Views expressed in opinion columns are the author’s own.

I am a senior at the University of Maryland and a pre-med student. I have only one more semester of college, yet very few of the courses I have taken are truly relevant to the medical profession. My physiology and neurobiology education has done more to prepare me for a career in scientific research than a career in clinical medicine.

Thus, I have spent four years earning a bachelor’s degree for the express purpose of getting into medical school. That is when I will begin to learn subjects that will be relevant to my career. This problem is pervasive across pre-professional education programs in the U.S.

In the U.S., pre-medical studies usually don’t have their own major of study in college. Instead, most medical schools require students to have taken biology, chemistry, physics, math and writing courses. However, these courses often do not require an education in the human body and its organ systems.

At this university, many pre-med students — like me — are in the biological sciences department. This offers courses on human anatomy and physiology, but these courses will not count toward the biology major. This disincentivizes pre-med students from actually learning about human anatomy.

Instead, many of the biology courses offered (and required) focus on the molecular and cellular levels of biology. Although these are important baselines for understanding the medical sciences, we should be able to go deeper into the field and have that count toward our degrees.

Pre-dental students face a similar situation. They have similar prerequisites to pre-medical students and even fewer options to learn about their chosen professional field during their undergraduate education. There are zero undergraduate courses devoted to teeth at this university.

Pre-law students often don’t even have a set list of prerequisite courses. This university’s pre-law office provides a list of recommended courses from 14 different departments, many of which are not directly related to law or legal studies. Instead, the office states the purpose of these courses is to strengthen reading, writing, critical thinking and analytical reasoning skills.

It is unfair to expect college students to commit to a professional education when so little of their pre-professional education exposes them to those fields. Those students who have chosen a certain profession should be able to learn substantial information relevant to that field before graduating from college.

In many European countries, medical education is generally a six-year undergraduate program.
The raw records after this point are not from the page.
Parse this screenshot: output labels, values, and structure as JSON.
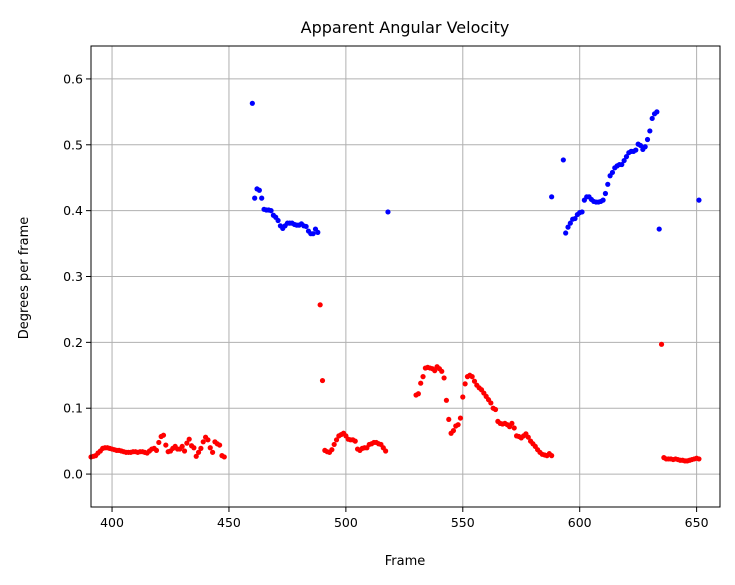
{
  "chart_data": {
    "type": "scatter",
    "title": "Apparent Angular Velocity",
    "xlabel": "Frame",
    "ylabel": "Degrees per frame",
    "xlim": [
      391,
      660
    ],
    "ylim": [
      -0.05,
      0.65
    ],
    "xticks": [
      400,
      450,
      500,
      550,
      600,
      650
    ],
    "yticks": [
      0.0,
      0.1,
      0.2,
      0.3,
      0.4,
      0.5,
      0.6
    ],
    "xtick_labels": [
      "400",
      "450",
      "500",
      "550",
      "600",
      "650"
    ],
    "ytick_labels": [
      "0.0",
      "0.1",
      "0.2",
      "0.3",
      "0.4",
      "0.5",
      "0.6"
    ],
    "grid": true,
    "series": [
      {
        "color": "#0000ff",
        "points": [
          [
            460,
            0.563
          ],
          [
            461,
            0.419
          ],
          [
            462,
            0.433
          ],
          [
            463,
            0.431
          ],
          [
            464,
            0.419
          ],
          [
            465,
            0.402
          ],
          [
            466,
            0.401
          ],
          [
            467,
            0.401
          ],
          [
            468,
            0.4
          ],
          [
            469,
            0.393
          ],
          [
            470,
            0.39
          ],
          [
            471,
            0.385
          ],
          [
            472,
            0.377
          ],
          [
            473,
            0.373
          ],
          [
            474,
            0.377
          ],
          [
            475,
            0.381
          ],
          [
            476,
            0.381
          ],
          [
            477,
            0.381
          ],
          [
            478,
            0.379
          ],
          [
            479,
            0.378
          ],
          [
            480,
            0.378
          ],
          [
            481,
            0.38
          ],
          [
            482,
            0.377
          ],
          [
            483,
            0.376
          ],
          [
            484,
            0.369
          ],
          [
            485,
            0.365
          ],
          [
            486,
            0.365
          ],
          [
            487,
            0.372
          ],
          [
            488,
            0.367
          ],
          [
            518,
            0.398
          ],
          [
            588,
            0.421
          ],
          [
            593,
            0.477
          ],
          [
            594,
            0.366
          ],
          [
            595,
            0.375
          ],
          [
            596,
            0.381
          ],
          [
            597,
            0.387
          ],
          [
            598,
            0.388
          ],
          [
            599,
            0.394
          ],
          [
            600,
            0.397
          ],
          [
            601,
            0.398
          ],
          [
            602,
            0.416
          ],
          [
            603,
            0.421
          ],
          [
            604,
            0.421
          ],
          [
            605,
            0.417
          ],
          [
            606,
            0.414
          ],
          [
            607,
            0.413
          ],
          [
            608,
            0.413
          ],
          [
            609,
            0.414
          ],
          [
            610,
            0.416
          ],
          [
            611,
            0.426
          ],
          [
            612,
            0.44
          ],
          [
            613,
            0.453
          ],
          [
            614,
            0.458
          ],
          [
            615,
            0.465
          ],
          [
            616,
            0.468
          ],
          [
            617,
            0.47
          ],
          [
            618,
            0.47
          ],
          [
            619,
            0.476
          ],
          [
            620,
            0.482
          ],
          [
            621,
            0.488
          ],
          [
            622,
            0.49
          ],
          [
            623,
            0.49
          ],
          [
            624,
            0.492
          ],
          [
            625,
            0.501
          ],
          [
            626,
            0.499
          ],
          [
            627,
            0.493
          ],
          [
            628,
            0.497
          ],
          [
            629,
            0.508
          ],
          [
            630,
            0.521
          ],
          [
            631,
            0.54
          ],
          [
            632,
            0.547
          ],
          [
            633,
            0.55
          ],
          [
            634,
            0.372
          ],
          [
            651,
            0.416
          ]
        ]
      },
      {
        "color": "#ff0000",
        "points": [
          [
            391,
            0.026
          ],
          [
            392,
            0.027
          ],
          [
            393,
            0.028
          ],
          [
            394,
            0.032
          ],
          [
            395,
            0.035
          ],
          [
            396,
            0.039
          ],
          [
            397,
            0.04
          ],
          [
            398,
            0.04
          ],
          [
            399,
            0.039
          ],
          [
            400,
            0.038
          ],
          [
            401,
            0.037
          ],
          [
            402,
            0.036
          ],
          [
            403,
            0.036
          ],
          [
            404,
            0.035
          ],
          [
            405,
            0.034
          ],
          [
            406,
            0.033
          ],
          [
            407,
            0.033
          ],
          [
            408,
            0.033
          ],
          [
            409,
            0.034
          ],
          [
            410,
            0.034
          ],
          [
            411,
            0.033
          ],
          [
            412,
            0.034
          ],
          [
            413,
            0.034
          ],
          [
            414,
            0.033
          ],
          [
            415,
            0.032
          ],
          [
            416,
            0.035
          ],
          [
            417,
            0.038
          ],
          [
            418,
            0.039
          ],
          [
            419,
            0.036
          ],
          [
            420,
            0.048
          ],
          [
            421,
            0.057
          ],
          [
            422,
            0.059
          ],
          [
            423,
            0.044
          ],
          [
            424,
            0.034
          ],
          [
            425,
            0.035
          ],
          [
            426,
            0.039
          ],
          [
            427,
            0.042
          ],
          [
            428,
            0.038
          ],
          [
            429,
            0.038
          ],
          [
            430,
            0.042
          ],
          [
            431,
            0.035
          ],
          [
            432,
            0.047
          ],
          [
            433,
            0.053
          ],
          [
            434,
            0.043
          ],
          [
            435,
            0.04
          ],
          [
            436,
            0.027
          ],
          [
            437,
            0.033
          ],
          [
            438,
            0.039
          ],
          [
            439,
            0.049
          ],
          [
            440,
            0.056
          ],
          [
            441,
            0.052
          ],
          [
            442,
            0.04
          ],
          [
            443,
            0.033
          ],
          [
            444,
            0.049
          ],
          [
            445,
            0.046
          ],
          [
            446,
            0.044
          ],
          [
            447,
            0.028
          ],
          [
            448,
            0.026
          ],
          [
            489,
            0.257
          ],
          [
            490,
            0.142
          ],
          [
            491,
            0.036
          ],
          [
            492,
            0.034
          ],
          [
            493,
            0.033
          ],
          [
            494,
            0.037
          ],
          [
            495,
            0.045
          ],
          [
            496,
            0.052
          ],
          [
            497,
            0.058
          ],
          [
            498,
            0.06
          ],
          [
            499,
            0.062
          ],
          [
            500,
            0.058
          ],
          [
            501,
            0.053
          ],
          [
            502,
            0.052
          ],
          [
            503,
            0.052
          ],
          [
            504,
            0.05
          ],
          [
            505,
            0.038
          ],
          [
            506,
            0.036
          ],
          [
            507,
            0.039
          ],
          [
            508,
            0.04
          ],
          [
            509,
            0.04
          ],
          [
            510,
            0.045
          ],
          [
            511,
            0.046
          ],
          [
            512,
            0.048
          ],
          [
            513,
            0.048
          ],
          [
            514,
            0.046
          ],
          [
            515,
            0.045
          ],
          [
            516,
            0.04
          ],
          [
            517,
            0.035
          ],
          [
            530,
            0.12
          ],
          [
            531,
            0.122
          ],
          [
            532,
            0.138
          ],
          [
            533,
            0.148
          ],
          [
            534,
            0.161
          ],
          [
            535,
            0.162
          ],
          [
            536,
            0.161
          ],
          [
            537,
            0.16
          ],
          [
            538,
            0.157
          ],
          [
            539,
            0.163
          ],
          [
            540,
            0.16
          ],
          [
            541,
            0.156
          ],
          [
            542,
            0.146
          ],
          [
            543,
            0.112
          ],
          [
            544,
            0.083
          ],
          [
            545,
            0.062
          ],
          [
            546,
            0.066
          ],
          [
            547,
            0.073
          ],
          [
            548,
            0.075
          ],
          [
            549,
            0.085
          ],
          [
            550,
            0.117
          ],
          [
            551,
            0.137
          ],
          [
            552,
            0.148
          ],
          [
            553,
            0.15
          ],
          [
            554,
            0.148
          ],
          [
            555,
            0.141
          ],
          [
            556,
            0.135
          ],
          [
            557,
            0.131
          ],
          [
            558,
            0.128
          ],
          [
            559,
            0.123
          ],
          [
            560,
            0.118
          ],
          [
            561,
            0.113
          ],
          [
            562,
            0.108
          ],
          [
            563,
            0.1
          ],
          [
            564,
            0.098
          ],
          [
            565,
            0.08
          ],
          [
            566,
            0.077
          ],
          [
            567,
            0.076
          ],
          [
            568,
            0.077
          ],
          [
            569,
            0.075
          ],
          [
            570,
            0.072
          ],
          [
            571,
            0.077
          ],
          [
            572,
            0.07
          ],
          [
            573,
            0.058
          ],
          [
            574,
            0.057
          ],
          [
            575,
            0.055
          ],
          [
            576,
            0.058
          ],
          [
            577,
            0.061
          ],
          [
            578,
            0.056
          ],
          [
            579,
            0.05
          ],
          [
            580,
            0.046
          ],
          [
            581,
            0.042
          ],
          [
            582,
            0.037
          ],
          [
            583,
            0.033
          ],
          [
            584,
            0.03
          ],
          [
            585,
            0.029
          ],
          [
            586,
            0.028
          ],
          [
            587,
            0.031
          ],
          [
            588,
            0.028
          ],
          [
            635,
            0.197
          ],
          [
            636,
            0.025
          ],
          [
            637,
            0.023
          ],
          [
            638,
            0.023
          ],
          [
            639,
            0.023
          ],
          [
            640,
            0.022
          ],
          [
            641,
            0.023
          ],
          [
            642,
            0.022
          ],
          [
            643,
            0.021
          ],
          [
            644,
            0.021
          ],
          [
            645,
            0.02
          ],
          [
            646,
            0.02
          ],
          [
            647,
            0.021
          ],
          [
            648,
            0.022
          ],
          [
            649,
            0.023
          ],
          [
            650,
            0.024
          ],
          [
            651,
            0.023
          ]
        ]
      }
    ]
  }
}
Students begin this education right after high school. It combines the college and medical school educations in the U.S. into one education that is more focused on medicine.

This system is not perfect. It does not allow students to explore the variety of subject matter that pre-med college students in the U.S. are able to explore. This ability to have a diverse education allows American pre-medical students to gain diverse perspectives that make them better physicians.

Additionally, by forcing students to complete a college education before working with real patients in medical school, the U.S. process ensures doctors-in-training are more mature than they would be right after finishing high school.

Thus, altering the U.S. system of medical education to align more with the European system may not be the solution. Instead, universities should either create majors specific to pre-professional fields, or they should create pre-professional academic departments dedicated to offering coursework applicable to these students’ degree requirements.

This would give pre-professional students the opportunity to learn more about their field of study before attending a professional degree program.

It would also provide these students with more opportunities to explore coursework in their chosen profession and be certain they wish to pursue a career in that field.

As a pre-med student, I should be able to count more than one physiology course toward my college degree, and I should have more opportunities to learn about disease and pathologies while I prepare to attend medical school.